Why not immediately release a statement? Why say absolutely nothing? Was it simply that the Big Ten previously agreed there would be conference games only and decided to rigidly hold on to that plan, for the sake of being rigid?
What's the deal?
I was told by one Nebraska official, "Don't expect an answer."
Our Nebraska football writer, Parker Gabriel, reached out to the conference for an official statement and of course heard nothing.
It strikes me as haughty that the conference repeatedly ignores such requests.
According to Yahoo Sports, no one among the Big Ten presidents/chancellors was in favor of granting Nebraska permission to play Tennessee-Chattanooga (UNL Chancellor Ronnie Green represented the Huskers at the meeting).
At any rate, you always read about the Big Ten being about unity. That's so nice. It's also sort of ridiculous, especially in this particular case. Best I can tell, Nebraska in the eyes of many folks apparently is guilty of an aggressive pursuit to give its football student-athletes the best experience possible during their fleeting college careers. NU is doing all it can for student-athletes — including providing high-level safety — during a pandemic that places various forms of stress on all of us.

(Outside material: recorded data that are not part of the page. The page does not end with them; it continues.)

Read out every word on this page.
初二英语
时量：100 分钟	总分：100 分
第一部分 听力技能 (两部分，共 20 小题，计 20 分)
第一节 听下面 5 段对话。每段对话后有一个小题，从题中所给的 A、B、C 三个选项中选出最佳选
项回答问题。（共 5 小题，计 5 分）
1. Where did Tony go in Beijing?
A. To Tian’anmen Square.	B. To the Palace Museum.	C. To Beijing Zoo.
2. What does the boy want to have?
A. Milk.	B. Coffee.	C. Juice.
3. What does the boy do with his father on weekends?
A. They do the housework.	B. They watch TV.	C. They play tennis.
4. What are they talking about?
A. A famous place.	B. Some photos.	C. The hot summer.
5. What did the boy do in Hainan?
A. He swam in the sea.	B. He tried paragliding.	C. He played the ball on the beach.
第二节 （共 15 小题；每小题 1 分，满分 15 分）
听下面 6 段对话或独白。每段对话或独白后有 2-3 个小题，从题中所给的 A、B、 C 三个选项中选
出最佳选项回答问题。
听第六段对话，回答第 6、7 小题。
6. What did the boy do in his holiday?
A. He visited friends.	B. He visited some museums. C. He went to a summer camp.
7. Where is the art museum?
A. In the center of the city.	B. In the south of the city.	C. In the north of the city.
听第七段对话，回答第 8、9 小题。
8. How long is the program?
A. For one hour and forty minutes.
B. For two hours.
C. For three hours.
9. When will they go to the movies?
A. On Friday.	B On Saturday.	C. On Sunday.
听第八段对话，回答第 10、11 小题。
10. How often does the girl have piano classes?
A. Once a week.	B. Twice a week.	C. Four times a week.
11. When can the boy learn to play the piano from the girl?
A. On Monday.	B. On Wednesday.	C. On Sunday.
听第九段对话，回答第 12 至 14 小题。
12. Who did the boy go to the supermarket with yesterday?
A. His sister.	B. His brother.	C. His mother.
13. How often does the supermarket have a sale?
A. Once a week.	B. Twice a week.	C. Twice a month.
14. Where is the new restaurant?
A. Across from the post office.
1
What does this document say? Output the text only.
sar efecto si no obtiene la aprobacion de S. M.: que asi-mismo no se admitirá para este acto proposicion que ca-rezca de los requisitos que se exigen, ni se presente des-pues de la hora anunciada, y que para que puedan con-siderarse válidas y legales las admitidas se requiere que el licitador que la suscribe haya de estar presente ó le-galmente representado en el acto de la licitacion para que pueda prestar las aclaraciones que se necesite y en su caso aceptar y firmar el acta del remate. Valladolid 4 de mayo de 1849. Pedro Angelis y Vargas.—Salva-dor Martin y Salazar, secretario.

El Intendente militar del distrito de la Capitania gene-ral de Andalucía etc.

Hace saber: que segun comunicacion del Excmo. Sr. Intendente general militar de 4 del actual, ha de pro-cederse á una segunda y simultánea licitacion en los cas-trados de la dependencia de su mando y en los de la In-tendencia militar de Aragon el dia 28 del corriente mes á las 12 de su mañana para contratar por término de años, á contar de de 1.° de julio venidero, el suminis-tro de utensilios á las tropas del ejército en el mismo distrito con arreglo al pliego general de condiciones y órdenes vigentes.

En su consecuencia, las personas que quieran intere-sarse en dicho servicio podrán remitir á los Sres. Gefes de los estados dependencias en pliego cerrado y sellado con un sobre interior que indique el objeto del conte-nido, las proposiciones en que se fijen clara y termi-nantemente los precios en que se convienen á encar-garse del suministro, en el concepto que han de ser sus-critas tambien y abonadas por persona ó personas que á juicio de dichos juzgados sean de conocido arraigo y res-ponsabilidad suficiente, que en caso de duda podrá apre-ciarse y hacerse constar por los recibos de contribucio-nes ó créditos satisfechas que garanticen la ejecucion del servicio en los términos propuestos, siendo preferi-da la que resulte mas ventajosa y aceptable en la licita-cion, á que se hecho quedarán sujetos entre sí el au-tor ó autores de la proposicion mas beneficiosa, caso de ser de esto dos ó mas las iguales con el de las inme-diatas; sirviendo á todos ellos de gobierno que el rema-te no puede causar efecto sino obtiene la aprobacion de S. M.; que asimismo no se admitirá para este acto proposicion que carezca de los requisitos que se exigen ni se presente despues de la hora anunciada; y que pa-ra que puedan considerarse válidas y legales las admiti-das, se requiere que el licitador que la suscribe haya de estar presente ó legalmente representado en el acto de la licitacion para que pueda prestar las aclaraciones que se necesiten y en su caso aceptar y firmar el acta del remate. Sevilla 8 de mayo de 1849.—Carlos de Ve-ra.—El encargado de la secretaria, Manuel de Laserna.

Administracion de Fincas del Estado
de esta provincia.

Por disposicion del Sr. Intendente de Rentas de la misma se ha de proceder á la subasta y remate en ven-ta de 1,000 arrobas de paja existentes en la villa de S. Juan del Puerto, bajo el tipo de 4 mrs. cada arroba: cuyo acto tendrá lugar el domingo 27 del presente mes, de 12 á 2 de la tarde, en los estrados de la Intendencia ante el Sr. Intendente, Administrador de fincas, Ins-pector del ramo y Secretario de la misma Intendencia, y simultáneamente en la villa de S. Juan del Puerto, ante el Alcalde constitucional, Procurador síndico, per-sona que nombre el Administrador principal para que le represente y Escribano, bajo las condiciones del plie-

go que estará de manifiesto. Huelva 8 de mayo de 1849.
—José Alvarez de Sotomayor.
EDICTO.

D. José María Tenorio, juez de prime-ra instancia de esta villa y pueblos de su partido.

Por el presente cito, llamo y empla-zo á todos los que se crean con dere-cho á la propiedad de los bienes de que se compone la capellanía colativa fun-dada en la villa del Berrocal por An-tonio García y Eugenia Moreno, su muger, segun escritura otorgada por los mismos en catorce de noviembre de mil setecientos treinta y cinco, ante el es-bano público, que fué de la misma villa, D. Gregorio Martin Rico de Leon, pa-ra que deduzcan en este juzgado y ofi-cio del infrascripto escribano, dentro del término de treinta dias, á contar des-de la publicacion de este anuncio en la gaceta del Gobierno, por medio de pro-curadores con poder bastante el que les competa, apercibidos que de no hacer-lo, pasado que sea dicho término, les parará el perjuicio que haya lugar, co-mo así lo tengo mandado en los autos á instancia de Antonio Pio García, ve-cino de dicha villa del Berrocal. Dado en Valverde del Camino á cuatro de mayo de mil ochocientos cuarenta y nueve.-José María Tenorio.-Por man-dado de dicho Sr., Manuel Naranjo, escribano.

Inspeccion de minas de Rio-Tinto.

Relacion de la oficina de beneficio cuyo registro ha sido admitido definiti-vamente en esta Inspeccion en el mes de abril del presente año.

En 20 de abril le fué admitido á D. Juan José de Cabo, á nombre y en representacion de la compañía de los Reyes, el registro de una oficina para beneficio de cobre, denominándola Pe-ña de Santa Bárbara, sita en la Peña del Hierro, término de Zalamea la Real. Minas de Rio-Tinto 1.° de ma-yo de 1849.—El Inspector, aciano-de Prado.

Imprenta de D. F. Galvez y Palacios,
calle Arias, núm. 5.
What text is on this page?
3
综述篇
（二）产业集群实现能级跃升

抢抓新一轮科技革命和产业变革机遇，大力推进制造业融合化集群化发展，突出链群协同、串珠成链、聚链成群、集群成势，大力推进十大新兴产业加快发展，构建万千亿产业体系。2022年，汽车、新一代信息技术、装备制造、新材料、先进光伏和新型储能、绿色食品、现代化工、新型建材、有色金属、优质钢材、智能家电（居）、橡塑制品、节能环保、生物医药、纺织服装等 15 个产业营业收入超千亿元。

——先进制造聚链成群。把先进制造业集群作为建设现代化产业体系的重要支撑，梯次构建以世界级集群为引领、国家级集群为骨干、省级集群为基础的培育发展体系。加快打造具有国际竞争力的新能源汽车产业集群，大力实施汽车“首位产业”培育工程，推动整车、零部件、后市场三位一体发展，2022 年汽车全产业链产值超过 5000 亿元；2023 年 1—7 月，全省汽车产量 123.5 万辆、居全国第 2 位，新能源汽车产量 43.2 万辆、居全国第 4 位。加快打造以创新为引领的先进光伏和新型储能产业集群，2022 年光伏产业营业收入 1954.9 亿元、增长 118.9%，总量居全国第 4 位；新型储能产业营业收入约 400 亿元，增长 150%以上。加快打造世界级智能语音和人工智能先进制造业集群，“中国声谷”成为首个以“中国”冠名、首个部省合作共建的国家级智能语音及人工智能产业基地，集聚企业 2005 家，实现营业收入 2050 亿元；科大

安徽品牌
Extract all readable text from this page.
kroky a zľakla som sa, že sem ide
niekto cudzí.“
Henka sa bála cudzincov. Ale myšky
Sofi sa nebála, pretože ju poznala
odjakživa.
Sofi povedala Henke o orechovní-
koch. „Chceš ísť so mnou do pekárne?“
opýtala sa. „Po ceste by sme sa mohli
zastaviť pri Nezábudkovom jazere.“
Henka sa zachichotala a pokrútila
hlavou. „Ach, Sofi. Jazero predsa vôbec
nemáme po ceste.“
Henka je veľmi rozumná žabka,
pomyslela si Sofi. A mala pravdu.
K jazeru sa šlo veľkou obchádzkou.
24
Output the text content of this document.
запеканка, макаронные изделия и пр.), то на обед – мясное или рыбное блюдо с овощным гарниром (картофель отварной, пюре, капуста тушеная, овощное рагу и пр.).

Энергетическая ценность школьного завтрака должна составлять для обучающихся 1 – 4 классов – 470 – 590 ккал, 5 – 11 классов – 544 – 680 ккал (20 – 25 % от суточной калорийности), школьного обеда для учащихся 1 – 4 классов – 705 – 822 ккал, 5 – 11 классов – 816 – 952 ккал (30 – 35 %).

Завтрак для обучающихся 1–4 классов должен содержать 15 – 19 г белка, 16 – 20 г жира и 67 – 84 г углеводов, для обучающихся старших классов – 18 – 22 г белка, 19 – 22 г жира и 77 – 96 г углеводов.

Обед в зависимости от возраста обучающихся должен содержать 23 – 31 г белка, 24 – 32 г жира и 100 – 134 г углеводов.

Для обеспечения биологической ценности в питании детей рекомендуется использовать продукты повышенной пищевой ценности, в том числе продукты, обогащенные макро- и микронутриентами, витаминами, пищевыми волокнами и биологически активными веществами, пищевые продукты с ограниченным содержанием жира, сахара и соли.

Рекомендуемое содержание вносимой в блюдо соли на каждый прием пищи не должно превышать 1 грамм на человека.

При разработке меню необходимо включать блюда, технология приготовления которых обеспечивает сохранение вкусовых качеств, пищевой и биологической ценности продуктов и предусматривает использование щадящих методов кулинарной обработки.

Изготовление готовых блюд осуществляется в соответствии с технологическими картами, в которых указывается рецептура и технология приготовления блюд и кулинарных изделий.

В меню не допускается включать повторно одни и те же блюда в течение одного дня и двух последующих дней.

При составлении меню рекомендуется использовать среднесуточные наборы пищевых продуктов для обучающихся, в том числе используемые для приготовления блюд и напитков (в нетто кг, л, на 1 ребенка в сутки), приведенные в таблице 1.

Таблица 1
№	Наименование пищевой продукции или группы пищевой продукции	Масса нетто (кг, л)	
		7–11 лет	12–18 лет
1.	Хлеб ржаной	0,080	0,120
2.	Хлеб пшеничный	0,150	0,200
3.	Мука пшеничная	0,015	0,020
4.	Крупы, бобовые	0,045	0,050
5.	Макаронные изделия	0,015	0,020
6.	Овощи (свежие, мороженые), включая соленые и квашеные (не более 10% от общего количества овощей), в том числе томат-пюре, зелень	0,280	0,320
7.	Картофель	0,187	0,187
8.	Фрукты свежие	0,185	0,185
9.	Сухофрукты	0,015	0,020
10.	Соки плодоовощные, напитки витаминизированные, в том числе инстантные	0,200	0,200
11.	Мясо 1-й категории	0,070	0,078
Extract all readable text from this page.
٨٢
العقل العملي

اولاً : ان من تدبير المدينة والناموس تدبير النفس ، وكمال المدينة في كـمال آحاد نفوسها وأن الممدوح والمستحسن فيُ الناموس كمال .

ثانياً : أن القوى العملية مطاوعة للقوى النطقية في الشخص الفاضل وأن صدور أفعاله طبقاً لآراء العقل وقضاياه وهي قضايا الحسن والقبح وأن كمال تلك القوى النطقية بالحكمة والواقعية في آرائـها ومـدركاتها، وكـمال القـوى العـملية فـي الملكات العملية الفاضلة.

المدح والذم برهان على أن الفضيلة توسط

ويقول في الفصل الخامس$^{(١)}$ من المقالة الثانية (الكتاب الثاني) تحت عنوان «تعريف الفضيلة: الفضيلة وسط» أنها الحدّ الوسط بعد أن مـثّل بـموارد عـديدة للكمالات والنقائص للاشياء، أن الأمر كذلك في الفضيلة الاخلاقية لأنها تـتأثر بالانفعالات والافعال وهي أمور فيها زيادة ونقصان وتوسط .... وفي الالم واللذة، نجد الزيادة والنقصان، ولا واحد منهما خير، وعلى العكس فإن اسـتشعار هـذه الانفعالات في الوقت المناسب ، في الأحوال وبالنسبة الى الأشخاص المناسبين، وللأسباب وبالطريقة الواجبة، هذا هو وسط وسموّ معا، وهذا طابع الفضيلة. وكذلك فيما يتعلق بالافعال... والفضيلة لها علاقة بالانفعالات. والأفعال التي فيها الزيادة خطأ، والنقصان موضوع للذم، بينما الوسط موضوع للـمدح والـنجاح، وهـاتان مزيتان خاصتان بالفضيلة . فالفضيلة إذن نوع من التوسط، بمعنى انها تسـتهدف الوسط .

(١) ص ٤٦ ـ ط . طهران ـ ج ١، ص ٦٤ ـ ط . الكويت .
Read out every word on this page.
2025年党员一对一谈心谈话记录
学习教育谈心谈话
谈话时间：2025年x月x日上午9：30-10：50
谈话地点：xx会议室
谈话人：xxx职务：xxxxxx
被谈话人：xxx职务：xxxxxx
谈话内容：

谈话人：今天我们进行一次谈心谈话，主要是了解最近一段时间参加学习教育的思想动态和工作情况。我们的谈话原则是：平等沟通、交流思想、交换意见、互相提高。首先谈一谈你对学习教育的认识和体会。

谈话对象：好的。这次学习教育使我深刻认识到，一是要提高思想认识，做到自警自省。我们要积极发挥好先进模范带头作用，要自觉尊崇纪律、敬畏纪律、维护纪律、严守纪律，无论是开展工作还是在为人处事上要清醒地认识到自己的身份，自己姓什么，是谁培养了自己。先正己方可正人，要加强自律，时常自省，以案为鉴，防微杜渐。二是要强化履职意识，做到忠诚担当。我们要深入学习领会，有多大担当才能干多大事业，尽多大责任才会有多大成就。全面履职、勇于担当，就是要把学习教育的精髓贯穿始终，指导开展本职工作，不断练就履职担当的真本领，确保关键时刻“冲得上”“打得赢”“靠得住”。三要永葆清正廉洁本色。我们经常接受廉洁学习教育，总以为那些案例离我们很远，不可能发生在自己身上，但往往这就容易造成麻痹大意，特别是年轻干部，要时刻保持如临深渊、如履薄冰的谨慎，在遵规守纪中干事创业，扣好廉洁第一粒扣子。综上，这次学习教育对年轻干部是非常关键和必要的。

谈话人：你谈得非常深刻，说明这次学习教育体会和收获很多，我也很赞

Nebraska took some initiative in finding an opponent and preparing to play a game in a safe environment. Why is that a problem? Why is that being criticized?
Think how thrilled Husker football players were Wednesday when head coach Scott Frost informed them there was potential for a Saturday game after all.
Then, of course, the Big Ten said no-go, without explanation. The Big Ten always pushes the notion that it has the welfare of the student-athletes in mind above all. I don't buy it. If that were the case, the conference at the very least would provide a reason for why it won't allow Nebraska to play UTC when there would be seemingly no harm whatsoever in doing so.
Ohio State coach Ryan Day shared in Nebraska’s frustrations. And, yes, there are frustrations, even though NU's official joint statement from Green and athletic director Bill Moos showed an admirable level of diplomacy. It's noteworthy, though, that Frost wasn't part of the statement.
“I thought they should have had the opportunity to (add an opponent)," Day told reporters. "There’s a team in Lincoln who wanted an opportunity to play, and they aren’t playing this week … When you’re the head coach and you have to look at your players and say, we aren’t playing, even though they did everything right, that’s hard to swallow.”
It's even harder to swallow when there's no explanation from the league.
Fans also want to know why. It's not an unreasonable request.
But, again, we're talking about a conference that doesn't exactly put a premium on transparency, at least not under its current leadership.